The past two quarters in particular have been dry as a bone, with the company ringing in only $30.5 million into the till.
A couple of years ago, Network’s products really seemed to be striking a chord with the US military. The expansion of NATO was the catalyst for improved sales at excellent margins. At the time, it was reasonable to anticipate that this could lead to bigger and better things, especially as management emphasized the need for various military organizations to use standardized equipment to communicate efficiently amongst themselves.
Last January, CEO Nicholas Keating was vaguely twittering about project and budget delays, as if the US armed forces were short of dough — damn that tightwad, George W. Bush. However in April, Keating was somewhat more specific, commenting that “Agencies have shifted some of their IT priorities and continue to modify their network strategies, in some cases transitioning to other technologies.”

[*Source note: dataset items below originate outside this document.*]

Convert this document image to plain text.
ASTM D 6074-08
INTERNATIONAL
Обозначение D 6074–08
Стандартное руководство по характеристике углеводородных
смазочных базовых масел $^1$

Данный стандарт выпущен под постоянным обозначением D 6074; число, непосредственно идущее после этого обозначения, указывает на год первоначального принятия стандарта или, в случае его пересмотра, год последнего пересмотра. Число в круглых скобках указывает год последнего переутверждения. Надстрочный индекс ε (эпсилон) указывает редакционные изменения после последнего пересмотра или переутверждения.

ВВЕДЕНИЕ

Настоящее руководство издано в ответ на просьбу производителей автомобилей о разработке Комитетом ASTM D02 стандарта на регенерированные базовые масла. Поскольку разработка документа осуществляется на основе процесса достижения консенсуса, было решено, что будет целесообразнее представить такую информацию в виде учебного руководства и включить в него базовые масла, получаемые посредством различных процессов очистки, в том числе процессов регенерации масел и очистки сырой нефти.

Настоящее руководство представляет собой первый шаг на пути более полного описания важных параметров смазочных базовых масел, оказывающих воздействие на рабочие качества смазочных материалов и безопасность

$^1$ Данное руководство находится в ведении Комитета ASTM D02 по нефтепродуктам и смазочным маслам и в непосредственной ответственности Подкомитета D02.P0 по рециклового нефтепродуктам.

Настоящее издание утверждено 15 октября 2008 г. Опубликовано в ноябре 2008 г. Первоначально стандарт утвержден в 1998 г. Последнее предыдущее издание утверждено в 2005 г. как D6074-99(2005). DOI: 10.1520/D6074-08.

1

That sounds ominously as though they have moved on to other vendors and won’t be back.
All this brings to mind an “almost” Contra stock, Kasten Chase Applied Research, which was on our short list in the fall of 2003. This Toronto-based cryptographic security software provider had a nice thing going with the spooks at the National Security Agency for a few years, but for whatever reason, the contract was not renewed.
Without the super-secret seal of approval, nobody seemed to want to buy Kasten’s magic decoder rings. Though the balance sheet was clean, plummeting revenues meant cutbacks to product development. That downward spiral can be lethal for a high-tech firm, for a “focus on careful cash management” can only get you so far when competitors are bringing out the next generation of gizmos.
Unable to find a buyer, Kasten closed its doors last month. We’re awfully happy that one stayed in the “almost” category.
Network’s stock price bounced this week to $3.24 on revised guidance that first-quarter revenues would be in the $17.2 million to $17.7 million range, up from $14 million. Does this mean that the company has re-established the pipeline to the government gravy train? That’s a substantial increase, but bear in mind that such comparisons are a lot easier from a beaten-down level.
We would need to see at least another quarter of improvement to be sufficiently confident to repurchase this stock.